Elif Hece Öztürk bir sır gibi saklar kendini. Balık burcu olmasına rağmen, haritasında akrep vurgusu olduğundan ortalarda görünmeyi sevmez. Ama aynanın hasını sırrın belirlediği gibi Elif Hece Öztürk, sadık takipçileri olan çok özel bir insandır. Astroloji ilminde hiç boş atıp dolu tutmaz, hep nokta atışı yapar. Kendine “astrolog” denmesini de istemez.

Onunla yıllar öce bir dergi için yaptığım röportajda ne dediyse çıkmıştı. Japonya depremi bunlardan yalnızca biriydi. Yine başkanlık sisteminin geleceğini ilk o yazmıştı. Bu röportajda da Elif ile astroloji kader bağlantısını, bu yıldız ilminin çok az insanın bildiği detaylarını ve önümüzdeki günlerde olabilecekleri konuştuk. Elif Hece Öztürk gibi çok nadide bir ilim üstadını, ummana dalan bir kalbi, Pozitif sayfalarına konuk edebildiğim için çok gururluyum. Sanırım Pozitif okurları da bu özel insanı tanımaktan ziyadesiyle mutlu olacaklardır.

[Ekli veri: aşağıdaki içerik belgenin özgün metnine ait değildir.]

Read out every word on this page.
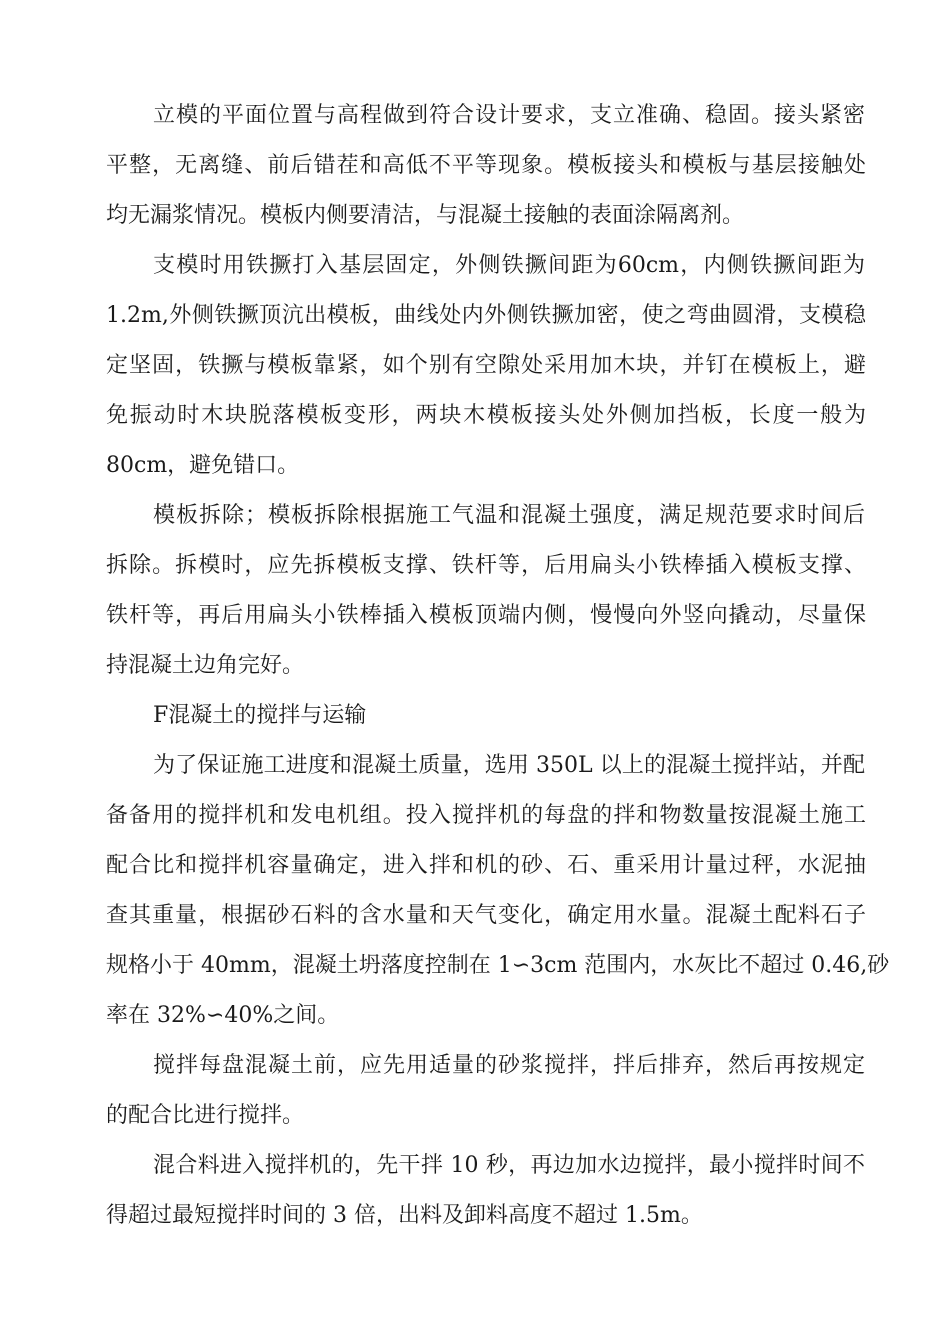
立模的平面位置与高程做到符合设计要求，支立准确、稳固。接头紧密
平整，无离缝、前后错茬和高低不平等现象。模板接头和模板与基层接触处
均无漏浆情况。模板内侧要清洁，与混凝土接触的表面涂隔离剂。
支模时用铁撅打入基层固定，外侧铁撅间距为60cm，内侧铁撅间距为
1.2m,外侧铁撅顶沆出模板，曲线处内外侧铁撅加密，使之弯曲圆滑，支模稳
定坚固，铁撅与模板靠紧，如个别有空隙处采用加木块，并钉在模板上，避
免振动时木块脱落模板变形，两块木模板接头处外侧加挡板，长度一般为
80cm，避免错口。
模板拆除；模板拆除根据施工气温和混凝土强度，满足规范要求时间后
拆除。拆模时，应先拆模板支撑、铁杆等，后用扁头小铁棒插入模板支撑、
铁杆等，再后用扁头小铁棒插入模板顶端内侧，慢慢向外竖向撬动，尽量保
持混凝土边角完好。
F混凝土的搅拌与运输
为了保证施工进度和混凝土质量，选用 350L 以上的混凝土搅拌站，并配
备备用的搅拌机和发电机组。投入搅拌机的每盘的拌和物数量按混凝土施工
配合比和搅拌机容量确定，进入拌和机的砂、石、重采用计量过秤，水泥抽
查其重量，根据砂石料的含水量和天气变化，确定用水量。混凝土配料石子
规格小于 40mm，混凝土坍落度控制在 1∽3cm 范围内，水灰比不超过 0.46,砂
率在 32%∽40%之间。
搅拌每盘混凝土前，应先用适量的砂浆搅拌，拌后排弃，然后再按规定
的配合比进行搅拌。
混合料进入搅拌机的，先干拌 10 秒，再边加水边搅拌，最小搅拌时间不
得超过最短搅拌时间的 3 倍，出料及卸料高度不超过 1.5m。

“Astroloji kaderin yorumlanmasıdır” diyorsun, bunu biraz açar mısın?
İslam inancında Amentü esaslarında kadere ve kazaya iman şartı vardır. Kader; ezelde Yaratıcı’nın, yarattığı ruhların ne yapacağını, dünya hayatında ne gibi yönelimlere sahip olup, nasıl tercihler yapıp, nasıl sonuçlara ulaşacaklarını bilmesidir. Kendi çabamıza bağlı kılınmış olan kader cüzi kader (dinamik kader); hangi coğrafyada, nasıl bir anne-babadan dünyaya geleceğimiz, bizden bir nesil devam edecekse evleneceğimiz insan ve ecel gibi konular ise külli kaderdir (statik kader). Yaratılanın hiçbir fonksiyonunun, seçim iradesinin olmadığı konulardır bunlar. İşte yıldız ilmi ehil ve ehli olanın elinde ise, insanın seçimlerine bağlı olan kaderinin, yani dinamik kader olgusunun, o yıldızlı tarladan, bireyin payına düşen toprağa bakıp, ürünlerinin yorumlanmasıdır. Düşünce karakteri oluşturur, karakter kaderi belirler. Satürn’e kadar olan tesirler cüzi iradenin yüklü olduğu potansiyellerdir, Satürn ötesi tesirler ve yine ay düğümlerinin etkisi külli iradenin hükmündedir. Bu ilim edep ilmidir. İnançlı bir Müslümanım; dünyayı kazanmak adına, sonsuz bir hayatı kaybetmek istemem, yorumlarken nerede durup nerede yürüyeceğimin ayarını iyi tutmam gerekiyor ve ölçüsünde devam ettiğime inanıyorum.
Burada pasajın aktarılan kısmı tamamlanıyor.